Column by Don Glynn — There’s a new breed of sidewalk superintendents in downtown Niagara Falls.
Unlike the typical work site — watching hardhats skillfully putting steel beams in place — all eyes Saturday were glued to tightrope artist Nick Wallenda strolling on a 2-inch cable linked to two giant construction cranes.
Most of the several hundred spectators watched almost in reverent silence as he gingerly took one step at a time. The comments ranged from “Oh, my God! I’ve never seen anything like this!” to “This is going to be great. It’s what Niagara Falls needs.”
One smart aleck kid shouted, “Don’t die!”
The stage was set for Wallenda to begin training for his 1,800-foot walk June 15 across the Niagara Gorge, in front of the Horseshoe Falls, between Terrapiin Point on Goat Island and Table Rock House on the Ontario side of the 175-foot waterfall.
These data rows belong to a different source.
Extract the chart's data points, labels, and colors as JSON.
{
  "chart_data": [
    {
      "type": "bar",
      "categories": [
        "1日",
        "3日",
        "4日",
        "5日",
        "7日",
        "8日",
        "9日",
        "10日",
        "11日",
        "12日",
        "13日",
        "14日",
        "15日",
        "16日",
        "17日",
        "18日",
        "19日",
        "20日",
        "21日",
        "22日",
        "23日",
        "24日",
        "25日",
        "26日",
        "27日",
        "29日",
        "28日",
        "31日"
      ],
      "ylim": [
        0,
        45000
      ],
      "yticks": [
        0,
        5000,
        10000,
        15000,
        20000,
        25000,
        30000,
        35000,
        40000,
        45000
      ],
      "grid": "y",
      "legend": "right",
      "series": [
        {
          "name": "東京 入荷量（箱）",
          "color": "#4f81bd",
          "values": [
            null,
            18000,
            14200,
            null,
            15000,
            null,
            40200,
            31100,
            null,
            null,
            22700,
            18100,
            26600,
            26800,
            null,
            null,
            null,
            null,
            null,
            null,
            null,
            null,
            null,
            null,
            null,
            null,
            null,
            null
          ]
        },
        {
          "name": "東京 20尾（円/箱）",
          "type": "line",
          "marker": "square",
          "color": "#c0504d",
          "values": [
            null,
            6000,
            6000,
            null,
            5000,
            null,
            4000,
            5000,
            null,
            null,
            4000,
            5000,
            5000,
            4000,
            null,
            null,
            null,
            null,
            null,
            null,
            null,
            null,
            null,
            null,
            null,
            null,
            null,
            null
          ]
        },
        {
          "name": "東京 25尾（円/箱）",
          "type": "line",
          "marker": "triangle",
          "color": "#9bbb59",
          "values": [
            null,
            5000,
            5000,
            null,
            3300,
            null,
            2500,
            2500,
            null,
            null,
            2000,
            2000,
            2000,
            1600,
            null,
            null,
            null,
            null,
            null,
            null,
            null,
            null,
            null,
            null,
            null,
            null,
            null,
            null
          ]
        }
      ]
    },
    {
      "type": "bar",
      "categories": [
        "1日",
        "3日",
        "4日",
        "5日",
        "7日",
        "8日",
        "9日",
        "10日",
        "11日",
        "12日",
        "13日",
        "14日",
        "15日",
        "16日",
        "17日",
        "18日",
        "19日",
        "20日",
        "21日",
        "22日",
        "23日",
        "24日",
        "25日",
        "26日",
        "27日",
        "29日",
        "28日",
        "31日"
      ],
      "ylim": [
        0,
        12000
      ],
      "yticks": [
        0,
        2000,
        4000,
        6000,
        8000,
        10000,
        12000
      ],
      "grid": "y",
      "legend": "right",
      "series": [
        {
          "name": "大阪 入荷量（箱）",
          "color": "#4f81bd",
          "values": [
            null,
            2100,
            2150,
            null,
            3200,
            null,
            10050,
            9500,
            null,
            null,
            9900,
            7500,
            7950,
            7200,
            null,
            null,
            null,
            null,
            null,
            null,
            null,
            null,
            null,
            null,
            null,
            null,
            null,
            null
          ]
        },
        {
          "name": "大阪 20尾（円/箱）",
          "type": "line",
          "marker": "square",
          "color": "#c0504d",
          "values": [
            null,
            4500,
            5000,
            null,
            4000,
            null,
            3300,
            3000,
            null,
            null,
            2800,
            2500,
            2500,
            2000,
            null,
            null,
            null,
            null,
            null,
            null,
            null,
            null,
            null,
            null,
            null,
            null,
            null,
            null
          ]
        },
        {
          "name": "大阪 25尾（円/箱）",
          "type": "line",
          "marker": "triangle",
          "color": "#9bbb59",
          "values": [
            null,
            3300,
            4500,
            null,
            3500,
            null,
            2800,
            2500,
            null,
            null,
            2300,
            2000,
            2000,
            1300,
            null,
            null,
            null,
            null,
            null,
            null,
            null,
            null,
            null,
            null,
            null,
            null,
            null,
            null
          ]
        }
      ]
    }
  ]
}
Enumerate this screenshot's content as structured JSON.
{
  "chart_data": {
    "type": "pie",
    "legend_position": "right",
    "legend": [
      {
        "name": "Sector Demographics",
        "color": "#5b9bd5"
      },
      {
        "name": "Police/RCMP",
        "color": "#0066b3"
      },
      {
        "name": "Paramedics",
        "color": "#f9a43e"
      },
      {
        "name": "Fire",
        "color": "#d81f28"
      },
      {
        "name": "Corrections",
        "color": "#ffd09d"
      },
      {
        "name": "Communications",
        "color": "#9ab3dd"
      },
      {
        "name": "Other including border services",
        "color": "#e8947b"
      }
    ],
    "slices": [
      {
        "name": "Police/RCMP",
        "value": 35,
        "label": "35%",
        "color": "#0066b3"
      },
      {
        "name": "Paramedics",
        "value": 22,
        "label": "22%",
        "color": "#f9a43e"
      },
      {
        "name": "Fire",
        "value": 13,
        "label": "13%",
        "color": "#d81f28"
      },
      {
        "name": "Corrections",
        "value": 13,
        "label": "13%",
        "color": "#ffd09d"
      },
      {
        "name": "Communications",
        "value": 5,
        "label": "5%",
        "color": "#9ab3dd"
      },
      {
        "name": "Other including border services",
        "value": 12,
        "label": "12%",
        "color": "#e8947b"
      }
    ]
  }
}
While the mid-June event, complete with international media coverage, is estimated to draw 125,000 spectators (a Kentucky Derby crowd) to the falls that day, upwards of 300 million other people may view it on television.
For the next couple of weeks, the city’s South End tourist district will undoubtedly have a steady influx of visitors hoping to see Wallenda practice. The schedule calls for him to perform daily, from 10:30 a.m. to noon and 3:30 to 5 p.m.
There are numerous vantage points around the plaza in front of the Seneca Niagara Casino. The starting point is from a vacant lot south of the plaza, the former site of a Holiday Inn. The slightly uphill route ends at the north end of the plaza, near Wendel Way and the Seneca Niagara Office Building.
Obviously small business people should expect to benefit from the influx as well. They include Mark and Michael DiFranesco, co-owners of The Daredevil Museum, Rainbow Boulevard, and Michael Murphy, who operates Murphy’s Cafe, Third Street. They’re ideally positioned to attract the Wallenda fans.